Axe 3 : Les dimensions professionnalisantes du travail enseignant
Public : collège
Démarche : enquête, étude qualitative

Résumé :

L’entrée dans le métier est marquée par les difficultés éprouvées par les enseignants débutants lors de la confrontation à la relation pédagogique. Ainsi, ces débuts constituent une « épreuve » au cours de laquelle les novices mobilisent diverses ressources afin de s’accommoder et de limiter voire amoindrir les difficultés rencontrées dans la réalisation de l’acte pédagogique. Tel est l’objet de cette proposition qui essaie d’examiner l’une de ces catégories de ressources. Cette contribution se propose d’étudier, plus particulièrement, les ressources produites par les interactions avec des collègues plus expérimentés.

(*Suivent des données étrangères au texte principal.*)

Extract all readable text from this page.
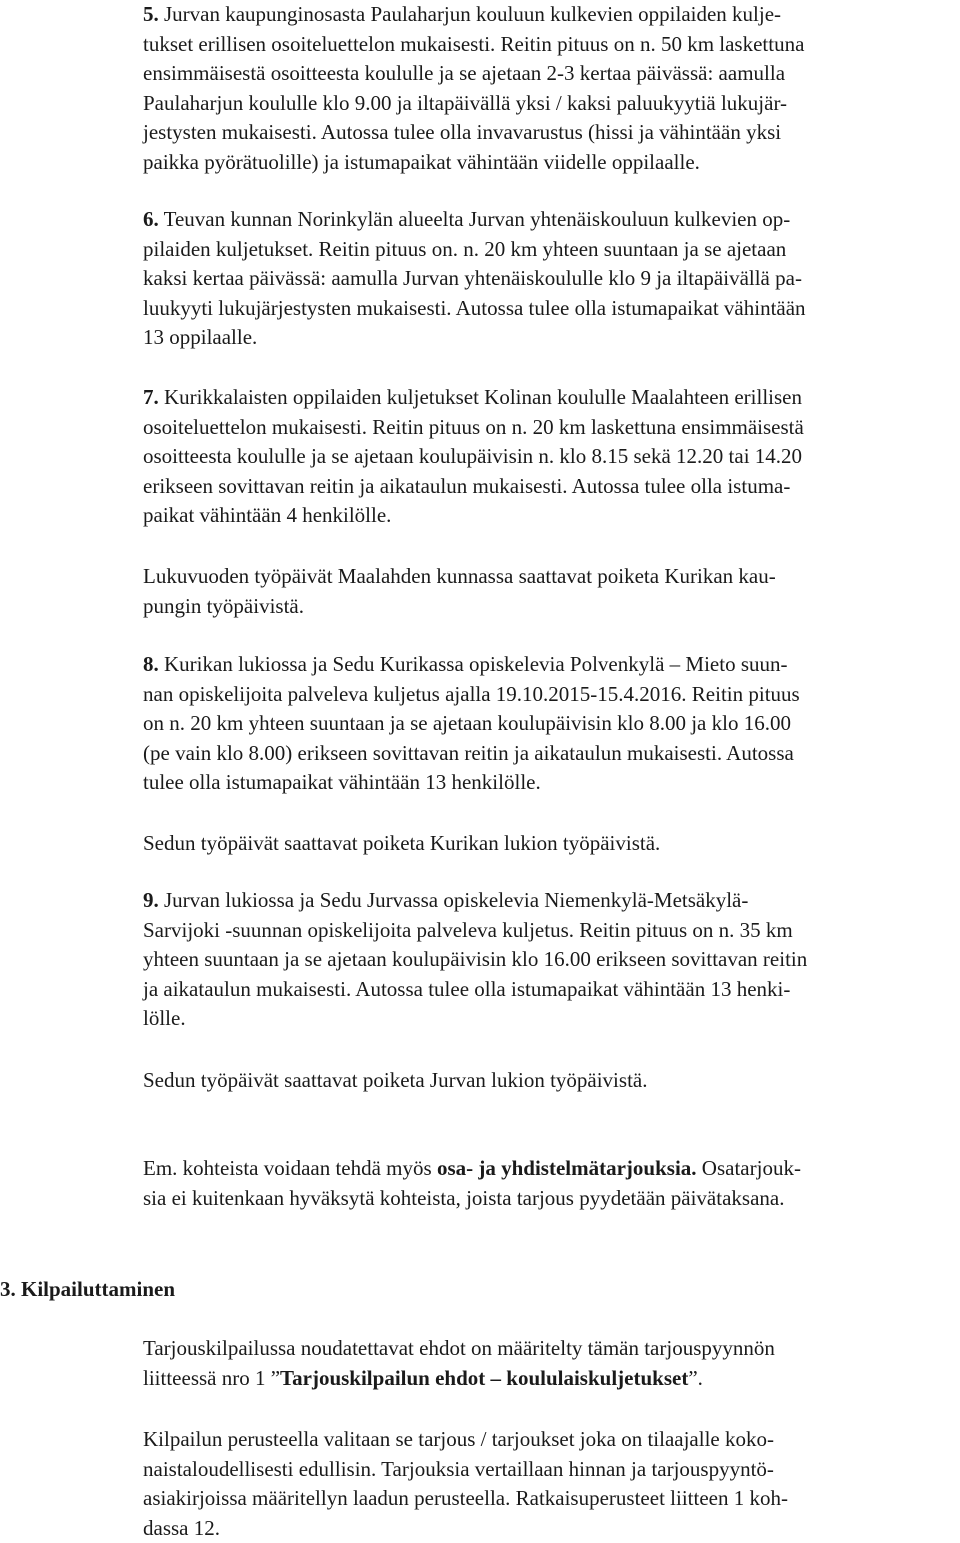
5. Jurvan kaupunginosasta Paulaharjun kouluun kulkevien oppilaiden kulje-

tukset erillisen osoiteluettelon mukaisesti. Reitin pituus on n. 50 km laskettuna

ensimmäisestä osoitteesta koululle ja se ajetaan 2-3 kertaa päivässä: aamulla

Paulaharjun koululle klo 9.00 ja iltapäivällä yksi / kaksi paluukyytiä lukujär-

jestysten mukaisesti. Autossa tulee olla invavarustus (hissi ja vähintään yksi

paikka pyörätuolille) ja istumapaikat vähintään viidelle oppilaalle.

6. Teuvan kunnan Norinkylän alueelta Jurvan yhtenäiskouluun kulkevien op-

pilaiden kuljetukset. Reitin pituus on. n. 20 km yhteen suuntaan ja se ajetaan

kaksi kertaa päivässä: aamulla Jurvan yhtenäiskoululle klo 9 ja iltapäivällä pa-

luukyyti lukujärjestysten mukaisesti. Autossa tulee olla istumapaikat vähintään

13 oppilaalle.

7. Kurikkalaisten oppilaiden kuljetukset Kolinan koululle Maalahteen erillisen

osoiteluettelon mukaisesti. Reitin pituus on n. 20 km laskettuna ensimmäisestä

osoitteesta koululle ja se ajetaan koulupäivisin n. klo 8.15 sekä 12.20 tai 14.20

erikseen sovittavan reitin ja aikataulun mukaisesti. Autossa tulee olla istuma-

paikat vähintään 4 henkilölle.

Lukuvuoden työpäivät Maalahden kunnassa saattavat poiketa Kurikan kau-

pungin työpäivistä.

8. Kurikan lukiossa ja Sedu Kurikassa opiskelevia Polvenkylä – Mieto suun-

nan opiskelijoita palveleva kuljetus ajalla 19.10.2015-15.4.2016. Reitin pituus

on n. 20 km yhteen suuntaan ja se ajetaan koulupäivisin klo 8.00 ja klo 16.00

(pe vain klo 8.00) erikseen sovittavan reitin ja aikataulun mukaisesti. Autossa

tulee olla istumapaikat vähintään 13 henkilölle.

Sedun työpäivät saattavat poiketa Kurikan lukion työpäivistä.

9. Jurvan lukiossa ja Sedu Jurvassa opiskelevia Niemenkylä-Metsäkylä-

Sarvijoki -suunnan opiskelijoita palveleva kuljetus. Reitin pituus on n. 35 km

yhteen suuntaan ja se ajetaan koulupäivisin klo 16.00 erikseen sovittavan reitin

ja aikataulun mukaisesti. Autossa tulee olla istumapaikat vähintään 13 henki-

lölle.

Sedun työpäivät saattavat poiketa Jurvan lukion työpäivistä.

Em. kohteista voidaan tehdä myös osa- ja yhdistelmätarjouksia. Osatarjouk-

sia ei kuitenkaan hyväksytä kohteista, joista tarjous pyydetään päivätaksana.

3. Kilpailuttaminen

Tarjouskilpailussa noudatettavat ehdot on määritelty tämän tarjouspyynnön

liitteessä nro 1 ”Tarjouskilpailun ehdot – koululaiskuljetukset”.

Kilpailun perusteella valitaan se tarjous / tarjoukset joka on tilaajalle koko-

naistaloudellisesti edullisin. Tarjouksia vertaillaan hinnan ja tarjouspyyntö-

asiakirjoissa määritellyn laadun perusteella. Ratkaisuperusteet liitteen 1 koh-

dassa 12.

Ainsi, dans la situation de travail, comment les échanges qui peuvent se nouer entre collègues constituent-ils une ressource pour l’accompagnement des enseignants débutants ? Il s’agit alors d’étudier : quelles sont les ressources fournies par les collègues, quelles formes prennent-elles ? Comment les enseignants s’organisent-ils pour en profiter ? Et, pourquoi ces ressources sont-elles inégalement distribuées entre les enseignants débutants ? La focalisation sur une telle problématique repose sur les résultats d’une enquête consacrée aux débuts de carrière d’enseignants du secondaire. La centration sur le cas d’enseignants d’Education Physique et Sportive constitue une commodité d’ordre méthodologique. Cela a permis d’appréhender plus finement les mécanismes et les variables qui tendent à faciliter ou perturber les processus de conversion professionnelle.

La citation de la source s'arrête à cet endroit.